Maps are one very good example of this. A map is partially so powerful because it removes a ton of information you probably don't care about...Sure. But most of the time who cares.

This is usually true, but then again, there is the flip side. There are exceptions to this, and those exceptions may be interesting areas of inquiry. In particular, there are situations where one would like to go from a map representation to seeing relationships which can't be readily expressed in a map. One example of this would be evaluating views from a house. Another example, would be the layout of ducting within the ceiling or within crawl spaces. Another example would be evaluating lines of sight or lines of fire within a particular scene.

Often, this can be handled as something like a relief map or a scale model which can be manipulated and zoomed into by the user in VR, but the exceptions to the "a map is usually enough" seem to coincide with areas where VR/AR might be particularly interesting.

I think there might be some relationship here to Archy.

https://en.wikipedia.org/wiki/Archy


I completely agree. A lot of what my team works on is finding those cases where a 3D view has a very high value. One example is a project we worked on that allows construction companies to use the 3D CAD data for their project as a setting to move equipment through. It's not unheard of for a company to bring a piece of equipment on site only to find it cannot move through a given space because material is in the way. Sometimes a partially complete structure which could've been built later is impassable. This is a situation in which a completely 3D representation is really powerful and the effort can save significant money in the long run.

I think there are absolutely cases where 3D interfaces will blow away 2D ones. We're on the road to discovering those. But the industry has had a tendency to try to take what works in 2D and make a 3D version, often ending with a user experience that is less intuitive and less powerful.

The 3D interfaces that are really going to make a difference will probably take decades to invent/discover. Our 2D interfaces have had literally thousands of years to develop.


It's not unheard of for a company to bring a piece of equipment on site only to find it cannot move through a given space because material is in the way.

This is precisely the kind of situation I was thinking about!

This is a situation in which a completely 3D representation is really powerful and the effort can save significant money in the long run.

I think this is a key criteria for determining what problems should be looked at.


Didn't read Raskin's book, but what's described in the "Commands" section on the Wiki page seems exactly like what UIs in (some) Lisp Machines worked, and what CLIM[0][1] does.

--

[0] - https://en.wikipedia.org/wiki/Common_Lisp_Interface_Manager

[1] - https://common-lisp.net/project/mcclim/


I strongly agree with your point about abstraction. However I'd love if people who work on such interfaces would get a stronger grip on how the perception of depth works.

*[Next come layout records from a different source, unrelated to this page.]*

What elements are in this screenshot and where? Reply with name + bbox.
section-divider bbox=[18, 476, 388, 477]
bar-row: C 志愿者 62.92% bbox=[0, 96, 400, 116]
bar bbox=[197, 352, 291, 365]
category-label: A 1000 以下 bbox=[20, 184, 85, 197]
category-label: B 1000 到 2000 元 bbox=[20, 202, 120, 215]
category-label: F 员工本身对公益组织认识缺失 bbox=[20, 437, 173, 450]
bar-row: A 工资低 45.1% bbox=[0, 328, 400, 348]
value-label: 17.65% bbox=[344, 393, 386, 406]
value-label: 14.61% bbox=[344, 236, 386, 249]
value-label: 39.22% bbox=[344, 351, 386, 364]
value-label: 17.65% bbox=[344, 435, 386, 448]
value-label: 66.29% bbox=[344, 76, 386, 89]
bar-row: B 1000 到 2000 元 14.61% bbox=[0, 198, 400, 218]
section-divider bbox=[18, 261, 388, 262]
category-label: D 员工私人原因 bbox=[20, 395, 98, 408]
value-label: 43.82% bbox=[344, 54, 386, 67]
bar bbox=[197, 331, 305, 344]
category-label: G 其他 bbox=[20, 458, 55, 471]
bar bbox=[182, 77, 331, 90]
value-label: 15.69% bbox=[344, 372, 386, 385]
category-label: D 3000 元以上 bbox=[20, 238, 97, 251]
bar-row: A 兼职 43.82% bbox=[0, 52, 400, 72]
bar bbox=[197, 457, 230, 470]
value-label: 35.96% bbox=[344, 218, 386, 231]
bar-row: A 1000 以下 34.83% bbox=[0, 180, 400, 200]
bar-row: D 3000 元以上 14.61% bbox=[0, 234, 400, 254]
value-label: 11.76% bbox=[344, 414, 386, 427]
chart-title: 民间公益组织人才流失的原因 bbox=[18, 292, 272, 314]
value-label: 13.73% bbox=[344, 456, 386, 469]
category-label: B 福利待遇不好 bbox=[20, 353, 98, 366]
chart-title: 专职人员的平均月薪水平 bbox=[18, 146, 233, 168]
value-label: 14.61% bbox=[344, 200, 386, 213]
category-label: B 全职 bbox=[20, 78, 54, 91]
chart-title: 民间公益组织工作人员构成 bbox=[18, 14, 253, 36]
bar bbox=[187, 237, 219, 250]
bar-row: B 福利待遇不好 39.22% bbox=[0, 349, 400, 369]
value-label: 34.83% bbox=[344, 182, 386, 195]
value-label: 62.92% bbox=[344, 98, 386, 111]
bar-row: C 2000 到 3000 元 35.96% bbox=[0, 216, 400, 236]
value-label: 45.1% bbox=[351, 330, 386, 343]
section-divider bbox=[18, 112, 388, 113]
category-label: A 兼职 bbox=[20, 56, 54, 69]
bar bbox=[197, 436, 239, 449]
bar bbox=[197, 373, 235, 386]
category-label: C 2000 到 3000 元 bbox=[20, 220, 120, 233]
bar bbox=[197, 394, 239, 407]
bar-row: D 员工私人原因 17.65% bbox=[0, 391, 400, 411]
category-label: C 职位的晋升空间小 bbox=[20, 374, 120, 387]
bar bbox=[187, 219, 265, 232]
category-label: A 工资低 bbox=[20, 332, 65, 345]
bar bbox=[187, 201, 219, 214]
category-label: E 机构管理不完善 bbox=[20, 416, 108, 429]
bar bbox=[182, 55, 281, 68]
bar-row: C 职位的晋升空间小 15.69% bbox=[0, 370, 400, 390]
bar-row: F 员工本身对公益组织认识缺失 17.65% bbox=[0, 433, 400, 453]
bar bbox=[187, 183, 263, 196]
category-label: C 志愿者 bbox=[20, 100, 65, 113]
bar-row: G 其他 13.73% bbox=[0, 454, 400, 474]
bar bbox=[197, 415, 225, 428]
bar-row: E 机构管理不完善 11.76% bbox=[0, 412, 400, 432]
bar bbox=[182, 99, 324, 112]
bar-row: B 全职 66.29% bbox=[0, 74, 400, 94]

Painters for example use saturation, colors, occlusion, details, abstraction and perspective to get the most out of depth.

In a 3D scene with the same objects you can make or break the scene's readability, purely based on the placement of objects. What you can't do, is to come and slap 3D onto it and it will somehow work out. If you think 3D space itself will make it magically work, you are wrong. Like a graphic designer puts a lot of work into making 2D information readable, 3D information also would need a ton of work to become readable.

Interestingly enough a lot of 2D designs actually emulate levels of depth by using occlusion, focus, shadows, etc.

I can certainly imagine 3D interfaces that would work, you would only have to be very disciplined about your use of dimensions and how much to have on which plane and why.


Agree. the really great 3D interfaces we create will be 3D first and not a clumsy adaption of 2D ones.


I completely disagree with your maps example here. Yes, 2D currently works ok, but I can't see how it can beat a full-surround AR experience, which simply overlays a shiny string along the path you have to follow.

That is for real-time navigation.

For positioning and planning, 3D will be required to navigate a multistory mall. But a 3D map movie-style could potentially be replaced with something better, if researched.